In the case of a participant election witnessed by a notary public, for the period from January 1 through December 31, the individual may use an electronic system facilitating remote notarization if executed via live audio-video technology that otherwise satisfies the requirements of participant elections and that is consistent with state law requirements that apply to the notary public.

For the same period, in the case of a participant election witnessed by a plan representative, the individual may use an electronic system using live audio-video technology if the following requirements are satisfied:

  • The individual signing the participant election must present a valid photo ID to the plan representative during the live audio-video conference, and may not merely transmit a copy of the photo ID prior to or after the witnessing;
  • The live audio-video conference must allow for direct interaction between the individual and the plan representative (for example, a pre-recorded video of the person signing is not sufficient);
  • The individual must transmit by fax or electronic means a legible copy of the signed document directly to the plan representative on the same date it was signed; and
  • After receiving the signed document, the plan representative must acknowledge that the signature has been witnessed by the plan representative in accordance with the requirements of the notice and transmit the signed document, including the acknowledgement, back to the individual under a system that satisfies the applicable notice requirements.

According to the notice, Treasury Regulations Section 1.401(a)-21 sets forth standards for the use of an electronic medium to provide applicable notices to recipients or to make participant elections with respect to a retirement plan, an employee benefit arrangement or an individual retirement plan.

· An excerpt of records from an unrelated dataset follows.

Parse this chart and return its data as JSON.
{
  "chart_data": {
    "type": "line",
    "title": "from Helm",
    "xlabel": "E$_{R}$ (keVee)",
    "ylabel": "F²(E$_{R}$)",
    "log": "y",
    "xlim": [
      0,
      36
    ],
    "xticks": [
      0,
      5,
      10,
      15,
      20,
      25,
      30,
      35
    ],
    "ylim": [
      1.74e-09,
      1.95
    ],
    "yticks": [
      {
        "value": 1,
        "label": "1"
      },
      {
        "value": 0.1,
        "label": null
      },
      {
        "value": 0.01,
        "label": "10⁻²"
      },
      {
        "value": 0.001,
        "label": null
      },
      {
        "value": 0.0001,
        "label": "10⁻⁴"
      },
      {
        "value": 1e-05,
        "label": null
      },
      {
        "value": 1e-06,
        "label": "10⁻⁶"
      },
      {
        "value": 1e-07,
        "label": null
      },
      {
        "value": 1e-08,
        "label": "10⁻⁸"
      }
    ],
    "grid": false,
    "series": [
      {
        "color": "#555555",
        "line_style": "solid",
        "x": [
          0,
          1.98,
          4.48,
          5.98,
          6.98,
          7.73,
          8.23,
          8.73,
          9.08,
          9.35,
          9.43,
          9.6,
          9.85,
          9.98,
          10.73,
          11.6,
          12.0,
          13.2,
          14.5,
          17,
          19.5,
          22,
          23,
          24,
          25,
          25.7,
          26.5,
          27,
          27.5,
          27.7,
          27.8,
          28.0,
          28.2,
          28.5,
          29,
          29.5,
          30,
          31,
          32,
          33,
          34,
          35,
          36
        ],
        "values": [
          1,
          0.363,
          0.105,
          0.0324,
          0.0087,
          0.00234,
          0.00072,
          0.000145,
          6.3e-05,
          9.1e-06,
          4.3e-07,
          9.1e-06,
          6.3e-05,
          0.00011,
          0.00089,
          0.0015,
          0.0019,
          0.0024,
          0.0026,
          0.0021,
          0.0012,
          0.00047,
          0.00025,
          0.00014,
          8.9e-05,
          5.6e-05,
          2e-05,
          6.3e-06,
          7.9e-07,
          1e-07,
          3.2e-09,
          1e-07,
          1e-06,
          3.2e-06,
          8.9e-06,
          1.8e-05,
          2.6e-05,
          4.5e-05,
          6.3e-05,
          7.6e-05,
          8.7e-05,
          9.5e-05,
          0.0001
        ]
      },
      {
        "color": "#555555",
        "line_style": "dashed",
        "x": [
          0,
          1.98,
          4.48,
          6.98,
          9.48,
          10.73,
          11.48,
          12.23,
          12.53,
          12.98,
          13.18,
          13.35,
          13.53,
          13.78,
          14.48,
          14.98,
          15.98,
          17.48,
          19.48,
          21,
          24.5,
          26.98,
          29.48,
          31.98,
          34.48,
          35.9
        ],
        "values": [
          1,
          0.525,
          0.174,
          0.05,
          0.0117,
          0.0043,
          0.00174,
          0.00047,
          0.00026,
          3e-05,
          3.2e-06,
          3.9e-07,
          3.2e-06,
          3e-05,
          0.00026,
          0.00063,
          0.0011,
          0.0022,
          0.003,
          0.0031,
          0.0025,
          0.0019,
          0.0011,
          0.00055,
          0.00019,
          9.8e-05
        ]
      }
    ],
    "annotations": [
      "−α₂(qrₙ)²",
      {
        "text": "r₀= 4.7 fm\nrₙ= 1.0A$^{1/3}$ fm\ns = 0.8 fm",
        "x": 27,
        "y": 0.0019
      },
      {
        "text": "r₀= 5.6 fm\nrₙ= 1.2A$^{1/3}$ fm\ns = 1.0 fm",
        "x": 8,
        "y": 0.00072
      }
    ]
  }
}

Section 1.401(a)-21(e)(6) defines a participant election as any consent, election, request, agreement or similar communication made by or from a participant, beneficiary, alternate payee or an individual entitled to benefits under a retirement plan, employee benefit arrangement or individual retirement plan. Section 1.401(a)-21(d) sets forth the following conditions for participant elections:

  1. The individual must be effectively able to access the electronic medium used to make the participant election;
  2. The electronic system must be reasonably designed to preclude any person other than the appropriate individual from making the participant election;
  3. The electronic system must provide the individual making the election with a reasonable opportunity to review, confirm, modify or rescind the terms of the election before it becomes effective; and
  4. The individual making the election, within a reasonable time, must receive confirmation of the election through either a written paper document or an electronic medium under a system that satisfies the applicable notice requirements.